20 February 1968
Today’s Guild Gazette draws attention to the recent formation of a new Guild society – Socialist Society:
Members of the newly-formed Socialist Society have been distributing some 60,000 leaflets to Council houses on Merseyside against the impending rent increases.
As a result, 90,000 Council tenants are likely to go on rent strike. The leaflet, which was written and printed by members of the Socialist Society and the International Socialist group, emphasises the burden put on the ordinary working man by interest charges. “The figures are fantastic,” said Martin Barker, “of £7.5 million collected in rents last year, 94% went to the money-lenders.”
Socialist Society were immensely encouraged by the immediate response. Tenants in Speke quickly contacted the students, and are organising a meeting and a demonstration. Yesterday, tenants from several estates met the Skelmersdale Tenants Action Committee, who are already on rent strike, and urged them to stay on strike until Liverpool could join them.
“The students’ leaflet has certainly harnessed the anger of Liverpool tenants”, enthused one of the Speke tenants. “Their actions will convince the ordinary people of Liverpool that not all students are high and mighty”.
The new Society gives as its main aim “to support all workers struggles”. They give as examples the rents campaign, collections that they are making for Lucas-CAV Fazakerley where there is a strike against the vicimisation of the convener, the support they gave to the Roberts-Arundel workers, and the joint meeting of students and workers last night on the issue of “getting rid of Polaris without creating redundancies.”
Footnote from the future (2010)
This was a time of intense debate, reorganisation and emergence of new organisations on the radical left – a consequence of disillusionment with the policies of the Labour government of Harold Wilson (1964-70) and influenced, too, by international issues such as the Vietnam War and the events of May 1968 in France. This period saw the emergence of the International Socialists and the International Marxist Group – both Trotskyist factions which would exercise considerable influence in student radical circles.The IMG were influential in the editorial board of Black Dwarf, the alternative political and cultural newspaper published between May 1968 and 1972 by a collective of socialists that included Tariq Ali, Clive Goodwin, David Mercer, Mo Teitlebaum, Adrian Mitchell, Sheila Rowbotham, Sean Thompson, Roger Tyrrell and Fred Halliday.

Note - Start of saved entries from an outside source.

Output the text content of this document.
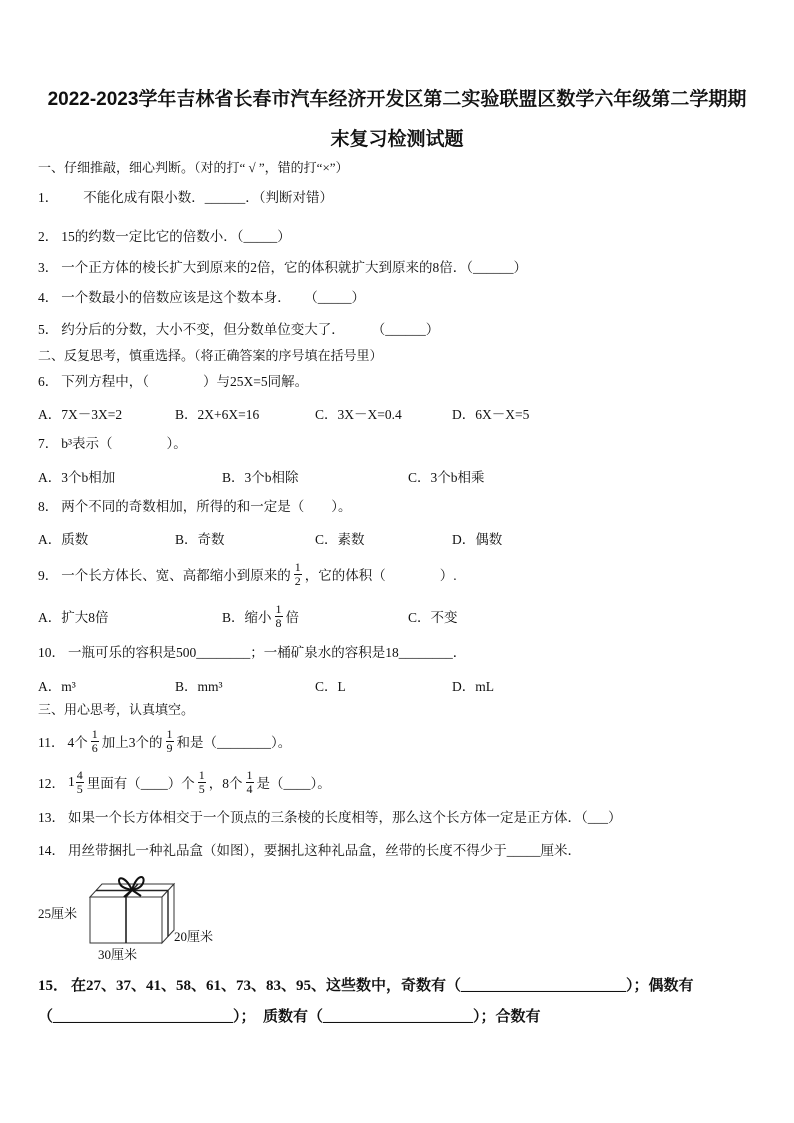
2022-2023学年吉林省长春市汽车经济开发区第二实验联盟区数学六年级第二学期期
末复习检测试题
一、仔细推敲，细心判断。（对的打“ √ ”，错的打“×”）
1． 不能化成有限小数．______．（判断对错）
2． 15的约数一定比它的倍数小．（_____）
3． 一个正方体的棱长扩大到原来的2倍，它的体积就扩大到原来的8倍．（______）
4． 一个数最小的倍数应该是这个数本身．　　（_____）
5． 约分后的分数，大小不变，但分数单位变大了．　　　（______）
二、反复思考，慎重选择。（将正确答案的序号填在括号里）
6． 下列方程中，（　　　　）与25X=5同解。
A．7X－3X=2	B．2X+6X=16	C．3X－X=0.4	D．6X－X=5
7． b³表示（　　　　）。
A．3个b相加	B．3个b相除	C．3个b相乘
8． 两个不同的奇数相加，所得的和一定是（　　）。
A．质数	B．奇数	C．素数	D．偶数
9． 一个长方体长、宽、高都缩小到原来的 $\frac{1}{2}$ ，它的体积（　　　　）.
A．扩大8倍	B．缩小 $\frac{1}{8}$ 倍	C．不变
10． 一瓶可乐的容积是500________；一桶矿泉水的容积是18________．
A．m³	B．mm³	C．L	D．mL
三、用心思考，认真填空。
11． 4个 $\frac{1}{6}$ 加上3个的 $\frac{1}{9}$ 和是（________）。
12． $1 \frac{4}{5}$ 里面有（____）个 $\frac{1}{5}$ ，8个 $\frac{1}{4}$ 是（____）。
13． 如果一个长方体相交于一个顶点的三条棱的长度相等，那么这个长方体一定是正方体．（___）
14． 用丝带捆扎一种礼品盒（如图），要捆扎这种礼品盒，丝带的长度不得少于_____厘米．
25厘米
20厘米
30厘米
15． 在27、37、41、58、61、73、83、95、这些数中，奇数有（______________________）；偶数有
（________________________）；　质数有（____________________）；合数有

Another example of this was the publication of the May Day Manifesto as a Penguin Special in 1968, edited by Raymond Williams and with contributions from the likes of EP Thompson Stuart Hall, Ken Coates, Terry Eagleton and Michael Barratt Brown.
As far as Liverpool Students Union is concerned, Dave Robertson recently recalled the founding of SocSoc as happening like this:
SocSoc was founded as a split from LabSoc at some point in early 68. I remember being instrumental in the split, but with some misgivings. Pete [Cresswell] was (I think) secretary of LabSoc in his 1st year, but my good friend Sue Richards was the real cause of my hesitation. Both Pete & Sue remained behind for the time being. I don’t think Sue ever forgave me.
I forget the reasons for the split. I’m sure they were deeply ‘principled’, masking several layers of infantilism, adventurism & general opportunism. It’s pretty certain opposition to Labour’s support for the Vietnam war would have been a prominent reason. Foreign Secretary, Michael Stewart spoke in the Mountford around that time, and we rudely hassled his speech – not surprising since he never once mentioned ‘socialism’, referring only to ‘liberal democracy’ throughout. The first Grosvenor Square/VSC demo took place in March ’68, and SocSoc took several coaches down to London. I remember being hugely chuffed that so many people wanted to go on the demo (c. 300) until it dawned on me, as we assembled the contingent for the march, that the majority were just bunking a subsidised trip to London and were sloping off at the first opportunity. Then ‘we’ll always have Paris’ (May/June) and so on. By autumn ’68 and the second VSC march, SocSoc was pretty dominant. All it took to convert into a mass SocSoc were the twin ‘social justice’ issues of fair housing; and anti-racism. They would come in 1969.
Pete Cresswell adds this:
I can’t recall the circumstances around the founding of Soc Soc but at the time it seemed to be an offshoot of the International Socialists, at first anyway (Martin Barker and Lol McGinty). I wrote a letter to Gazette denouncing its commitment to ‘supporting all strikes’ (the London dockers had just struck in support of Enoch Powell!) and remember Vernon Trafford (remember him?) congratulating me on my letter. He was on the far right of the Labour Party. As an officer of the Labour Society I went to lunch with Michael Stewart before the meeting and then asked a hostile question about Vietnam at the meeting (very well attended). Brian Key (later a Labour MEP) was the secretary of the Labour Society, I think.
The letter in Guild Gazette to which Pete refers went like this:
In view of SocSoc’s committment to support “all workers’ struggles” I wonder when the principals of that Society intend to declare their support for the struggles of the London dockers to gain approval foer the views of Enoch Powell?